Gadis itu mencoba mengusir sosok Samudra dalam kepalanya. Tak seharusnya ia selalu kepikiran si nahkoda tampan itu yang asal usulnya pun bahkan ia tak mengetahui pastinya.

Jingga teringat perihal semalam. Dimana sang ibunda memarahinya. Melarang dirinya untuk tak dekat dengan si nahkoda kapal itu.

"Sial apa yang terjadi pada diriku?" Jingga bertanya pada dirinya sendiri.

"Jangan bilang aku telah jatuh ke dalam pesona pria menyebalkan yang tidak jelas asal-usulnya itu." Jingga menggerutu. Penampilan gadis itu agak sedikit berantakan, namun itu tak mampu menghilangkan kesan cantik nan alami yang ada pada dirinya.

"Ah.... Kenapa aku menghabiskan waktuku untuk memikirkan pria itu. Lebih baik aku segera membantu Ibu sebelum dia memarahiku lagi," gumam Jingga. Gadis itu bergegas merapikan sedikit penampilannya lalu menghampiri Yati yang saat ini sedang berkutat dengan pekerjaan dapur.

Jingga tersenyum simpul ketika melihat Ibunya yang kini tengah dengan posisi memunggunginya. Tanpa bicara gadis itu memeluk Yati dari belakang. Hal yang paling sering dilakukan Jingga jika bermanja-manja dengan Ibunya.

"Oh.... Anak ini! Suka sekali mengagetkanku!" Protes Yati sambil memukul kecil lengan Jingga. Gadis cantik itu terkikik kecil sebelum melepaskan pelukannya.

Yati mengernyit, mata tuanya dengan teliti memperhatikan ekspresi anak gadis kesayangannya itu. Yati paham betul jika kini Jingga sedang di kandung asmara.

"Jangan jatuh cinta pada pria itu," ucap Yati ketus, Jingga menegang selama beberapa saat sebelum akhirnya ia kembali bisa mengendalikan diri.

"Pria itu? Maksud Ibu siapa?" Tanya Jingga yang memang tak mengerti dengan apa yang dibahas Yati.

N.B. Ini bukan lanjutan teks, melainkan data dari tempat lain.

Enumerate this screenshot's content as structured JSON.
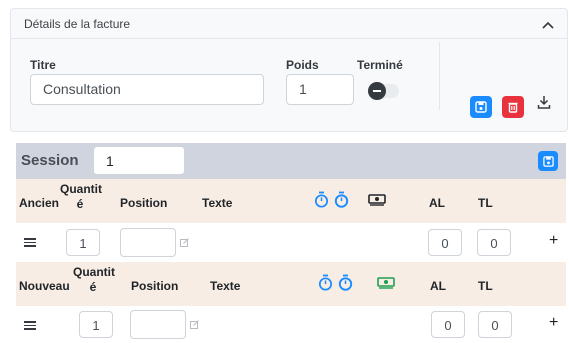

"Siapa lagi kalau bukan pria tak tahu adat yang bersamamu kemarin malam!" Ucap Yati dengan nada bicara yang sedikit tinggi.

"Samudra maksud Ibu?" Yati berdecih.

"Entah Samudra, atau siapa pun namanya. Ibu tidak mau tahu, yang Ibu inginkan kamu menjauh darinya. Firasat Ibu mengatakan dia bukan pria baik." Tekan Yati.

"Mengapa Ibu bisa bicara seperti itu? Ibu belum mengenalnya terlalu dalam. Dia seorang pria yang tampan Ibu....." Yati segera memotong ucapan Jingga.

"Jangan terpikat hanya karena ketampanan dan sifat manis seorang pria. Dibalik itu semua ada duri-duri tajam yang siap menusuk dan menghancurkan hatimu. Dengarkan kata Ibu jauhi pria itu. Ini semua juga untuk kebaikanmu," ucap Yati penuh penekanan disetiap kata yang diucapkannya. Seolah ia tak menginginkan Jingga membantah apa yang ia katakan.

*****

Samudra yang dalam keadaan setengah mabuk mencoba untuk tetap bertahan dalam kewarasannya. Pria itu merasa kepalanya pening. Antara pengaruh alkohol dan beban masalah yang dihadapinya.

Surat-surat menyebalkan yang dikirimkan kepada selama belakangan ini. Itu sungguh menganggu. Gadis yang menjadi target permainannya, sulit sekali di dapatkan.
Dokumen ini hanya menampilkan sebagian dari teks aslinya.